When to Use Auto-Split/Merge
The auto-split/merge feature can be optionally used within the WorldServer environment. By default, it is partially enabled. The merge processes within the auto-split/merge feature are generally deemed more reliable than the auto-split process. When an appropriate merge candidate is found, there is a guarantee that both asset segments involved will be leveraged higher against the applied TM than they would be on their own. (There is no guarantee that the larger merged segment will lead to a 100% or better match.) For auto-splits, the only known quantity is that the first part of the segment will result in a 100% match, while the new segment created from the second part of the original segment may not even have a TM match in the applied TM.
There are two processes during which the auto-split/merge process is generally applied: ICE lookup and fuzzy lookup. If translators are expected to manually split or merge segments during translations, then the ICE matches that would be expected after re-leverage on the same content depend on whether the split/merge options for the ICE lookup are enabled. For this reason, the options for the ICE lookup process are enabled by default. The hyper-merge option does not apply to the ICE match lookup process. Both merge options are enabled for the fuzzy lookup process by default. The auto-split option is disabled by default for the fuzzy lookup process.
In general, the split/merge technology can be effectively used when significant segmentation differences exist between the asset and the TM. For instance, consider using the split technology when the TM mostly contains sentence-level entries and the asset file type produces paragraph-level segments. The split process can potentially break up the asset segments to make better matches against the TM entries.

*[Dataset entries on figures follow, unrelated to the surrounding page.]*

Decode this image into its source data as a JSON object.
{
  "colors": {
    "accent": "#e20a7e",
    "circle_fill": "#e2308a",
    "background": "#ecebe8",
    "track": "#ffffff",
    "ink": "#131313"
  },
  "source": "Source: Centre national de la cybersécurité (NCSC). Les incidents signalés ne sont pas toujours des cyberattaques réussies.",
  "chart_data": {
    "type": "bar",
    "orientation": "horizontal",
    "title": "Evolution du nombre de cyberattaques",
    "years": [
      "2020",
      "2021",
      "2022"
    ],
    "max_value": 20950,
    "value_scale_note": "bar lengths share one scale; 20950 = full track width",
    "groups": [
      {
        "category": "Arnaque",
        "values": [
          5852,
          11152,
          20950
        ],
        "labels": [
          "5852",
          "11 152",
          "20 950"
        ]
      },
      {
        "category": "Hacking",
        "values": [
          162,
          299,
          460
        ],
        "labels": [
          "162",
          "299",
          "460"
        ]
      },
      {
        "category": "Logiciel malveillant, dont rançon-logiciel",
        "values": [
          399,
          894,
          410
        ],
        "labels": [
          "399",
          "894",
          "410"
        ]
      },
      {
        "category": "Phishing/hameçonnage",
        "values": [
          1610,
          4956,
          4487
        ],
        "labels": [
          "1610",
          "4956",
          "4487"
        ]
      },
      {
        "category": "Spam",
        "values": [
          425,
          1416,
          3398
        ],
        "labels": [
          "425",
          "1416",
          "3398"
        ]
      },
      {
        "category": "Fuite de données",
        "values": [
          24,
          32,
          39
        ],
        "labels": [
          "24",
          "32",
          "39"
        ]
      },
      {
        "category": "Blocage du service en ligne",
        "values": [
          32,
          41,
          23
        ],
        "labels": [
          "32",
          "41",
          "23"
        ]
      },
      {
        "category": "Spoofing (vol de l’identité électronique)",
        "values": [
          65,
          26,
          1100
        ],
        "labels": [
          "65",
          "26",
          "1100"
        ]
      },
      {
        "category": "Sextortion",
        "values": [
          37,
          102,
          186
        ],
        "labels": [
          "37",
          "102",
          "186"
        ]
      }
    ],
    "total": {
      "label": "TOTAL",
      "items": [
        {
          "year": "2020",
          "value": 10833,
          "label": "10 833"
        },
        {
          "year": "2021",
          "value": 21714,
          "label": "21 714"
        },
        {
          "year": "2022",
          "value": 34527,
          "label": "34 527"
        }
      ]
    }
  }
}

Similarly, the merge process can be effectively used when the asset segments are produced at the sentence-level, but the TM entries were created at the paragraph-level. The merge process can progressively merge successive asset segments to match against a larger TM entry.
Both technologies can be used in tandem to leverage against a TM that may contain both sentence and paragraph-level entries. It is worth restating that this technology is only employed in the event that a qualifying match cannot be found for the original segment.